Recruitment fraud offers lucrative overseas jobs
The intermediaries promoted the jobs in newspapers, on social media and by word of mouth, netting HK$3,000 in commission for each successful case
Some Hong Kong employment agencies have been collaborating with foreign entities, including in Russia and Turkey, to defraud domestic workers into “professional” jobs overseas where they end up in legal limbo and are paid far less than promised, as the intermediaries rake in big commissions.
The recruitment scam started three years ago when more than a thousand Filipinos were enticed to work abroad for higher salaries than they could earn as maids in Hong Kong, Headline Daily reported, quoting a business insider.
The intermediaries promoted the overseas jobs in newspapers, on social media and by word of mouth, netting HK$3,000 (US$384) in commission for each successful case.
Domestic workers, particularly those with higher education or training in nursing or medical-care fields, were told that they could get jobs as nurses, teachers and clerical workers in places like Turkey and Russia because of the demand for such services.
Interested workers needed to pay HK$8,000 to HK$28,000 to the intermediaries to apply. However, if they were unable to obtain work permits, they would find themselves having to work illegally for the equivalent of just HK$3,000 a month.
Hong Kong Union of Employment Agencies chairman Thomas Chan said around a hundred intermediaries in the city will arrange this kind of overseas jobs, pocketing HK$20,000 to H$30,000 as handling fees from Russian or Turkish employers for each successful case.

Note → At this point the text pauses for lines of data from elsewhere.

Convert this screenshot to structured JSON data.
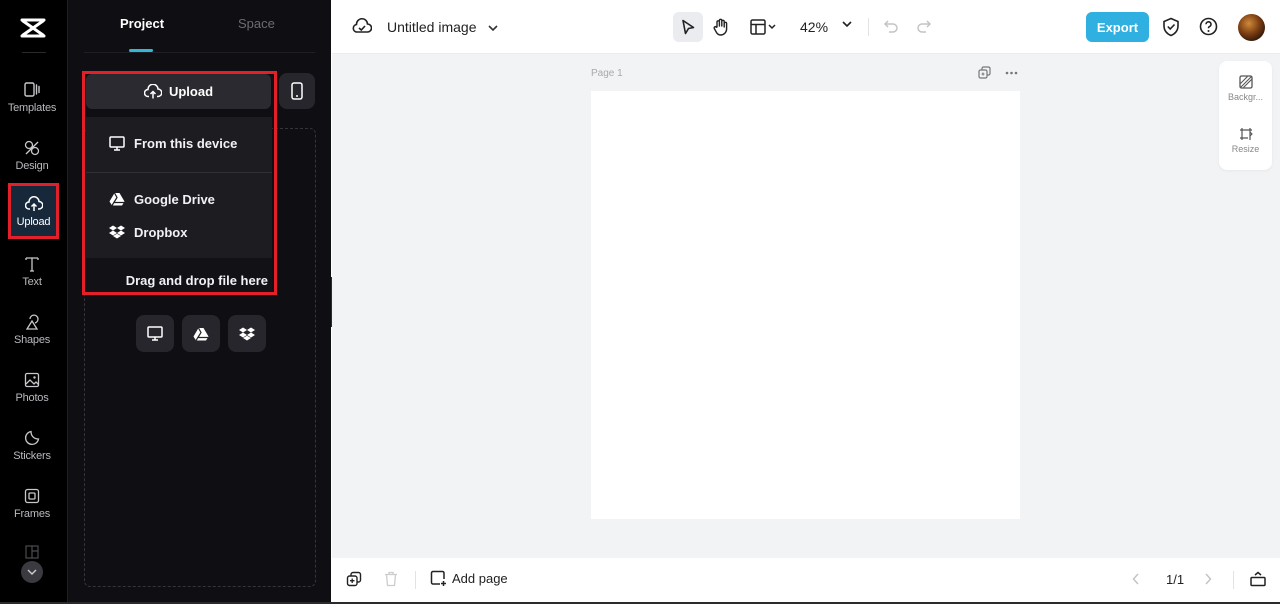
{
  "app": {
    "logo": "capcut-logo-icon"
  },
  "rail": {
    "items": [
      {
        "label": "Templates",
        "icon": "templates-icon"
      },
      {
        "label": "Design",
        "icon": "design-icon"
      },
      {
        "label": "Upload",
        "icon": "upload-cloud-icon",
        "active": true
      },
      {
        "label": "Text",
        "icon": "text-icon"
      },
      {
        "label": "Shapes",
        "icon": "shapes-icon"
      },
      {
        "label": "Photos",
        "icon": "photos-icon"
      },
      {
        "label": "Stickers",
        "icon": "stickers-icon"
      },
      {
        "label": "Frames",
        "icon": "frames-icon"
      }
    ],
    "more_icon": "chevron-down-icon"
  },
  "panel": {
    "tabs": [
      {
        "label": "Project",
        "active": true
      },
      {
        "label": "Space",
        "active": false
      }
    ],
    "upload_button": "Upload",
    "mobile_button_icon": "mobile-phone-icon",
    "menu": {
      "items": [
        {
          "label": "From this device",
          "icon": "monitor-icon"
        },
        {
          "label": "Google Drive",
          "icon": "google-drive-icon"
        },
        {
          "label": "Dropbox",
          "icon": "dropbox-icon"
        }
      ],
      "footer": "Drag and drop file here"
    },
    "sources": [
      "monitor-icon",
      "google-drive-icon",
      "dropbox-icon"
    ]
  },
  "topbar": {
    "title": "Untitled image",
    "zoom": "42%",
    "export_label": "Export",
    "accent": "#2fb0e0"
  },
  "canvas": {
    "page_label": "Page 1",
    "side_panel": [
      {
        "label": "Backgr...",
        "icon": "background-icon"
      },
      {
        "label": "Resize",
        "icon": "resize-icon"
      }
    ]
  },
  "bottombar": {
    "add_page": "Add page",
    "pager": "1/1"
  },
  "colors": {
    "highlight": "#e3202a",
    "tab_underline": "#35b6d6"
  }
}
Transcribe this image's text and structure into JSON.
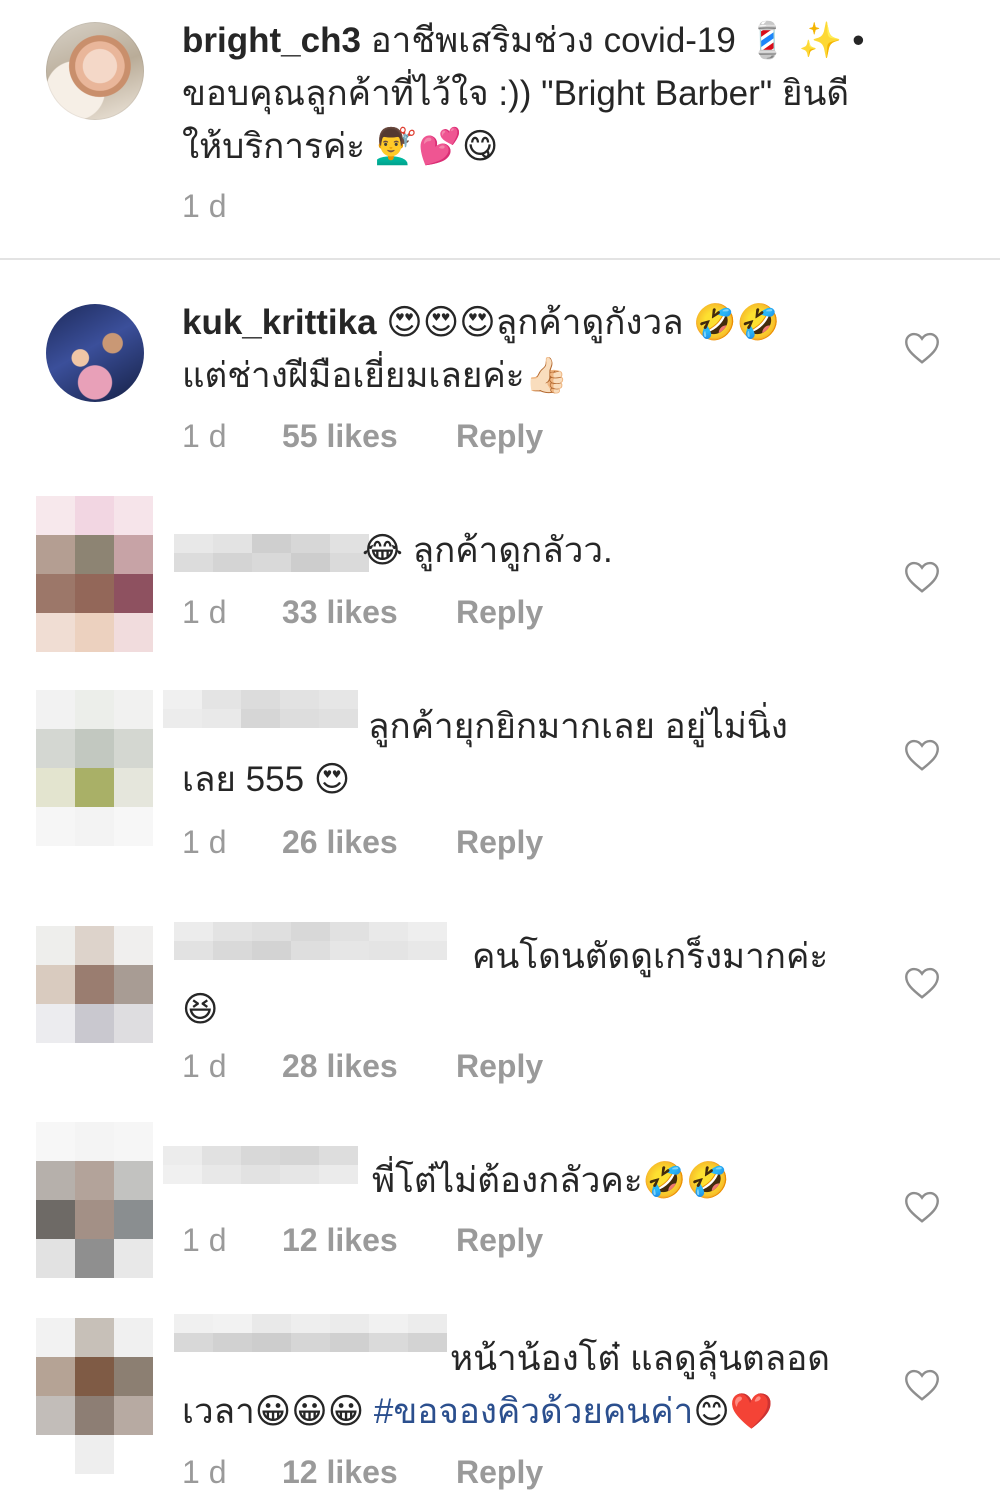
{
  "caption": {
    "username": "bright_ch3",
    "line1": "อาชีพเสริมช่วง covid-19 💈 ✨ •",
    "line2": "ขอบคุณลูกค้าที่ไว้ใจ :)) \"Bright Barber\" ยินดี",
    "line3": "ให้บริการค่ะ 💇‍♂️💕😋",
    "time": "1 d"
  },
  "comments": [
    {
      "username": "kuk_krittika",
      "line1": "😍😍😍ลูกค้าดูกังวล 🤣🤣",
      "line2": "แต่ช่างฝีมือเยี่ยมเลยค่ะ👍🏻",
      "time": "1 d",
      "likes": "55 likes",
      "reply": "Reply"
    },
    {
      "line1": "😂 ลูกค้าดูกลัวว.",
      "time": "1 d",
      "likes": "33 likes",
      "reply": "Reply"
    },
    {
      "line1": "ลูกค้ายุกยิกมากเลย อยู่ไม่นิ่ง",
      "line2": "เลย 555 😍",
      "time": "1 d",
      "likes": "26 likes",
      "reply": "Reply"
    },
    {
      "line1": "คนโดนตัดดูเกร็งมากค่ะ",
      "line2": "😆",
      "time": "1 d",
      "likes": "28 likes",
      "reply": "Reply"
    },
    {
      "line1": "พี่โต๋ไม่ต้องกลัวคะ🤣🤣",
      "time": "1 d",
      "likes": "12 likes",
      "reply": "Reply"
    },
    {
      "line1": "หน้าน้องโต๋ แลดูลุ้นตลอด",
      "line2_start": "เวลา😀😀😀 ",
      "hashtag": "#ขอจองคิวด้วยคนค่า",
      "line2_end": "😊❤️",
      "time": "1 d",
      "likes": "12 likes",
      "reply": "Reply"
    }
  ],
  "colors": {
    "text": "#262626",
    "meta": "#9a9a9a",
    "hashtag": "#2b4f8e",
    "divider": "#e3e3e3"
  },
  "icons": {
    "like": "heart-outline-icon"
  }
}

Tang Kin-wah, organizing secretary of the Hong Kong Federation of Asian Domestic Workers Unions, said some of these intermediaries had hired Filipinos to promote the overseas jobs in Victoria Park in Causeway or Central on Hong Kong Island.
Leung Hing-ki, chairman of the Hong Kong TKI Association, a group that provides support to Indonesian migrant workers (tenaga kerja Indonesia, or TKI), said the intermediaries worked with Russian counterparts to arrange forged nursing or medical certificates so as to apply for visas for the domestic workers as professional personnel. The workers needed to pay HK$28,000 for the “service.”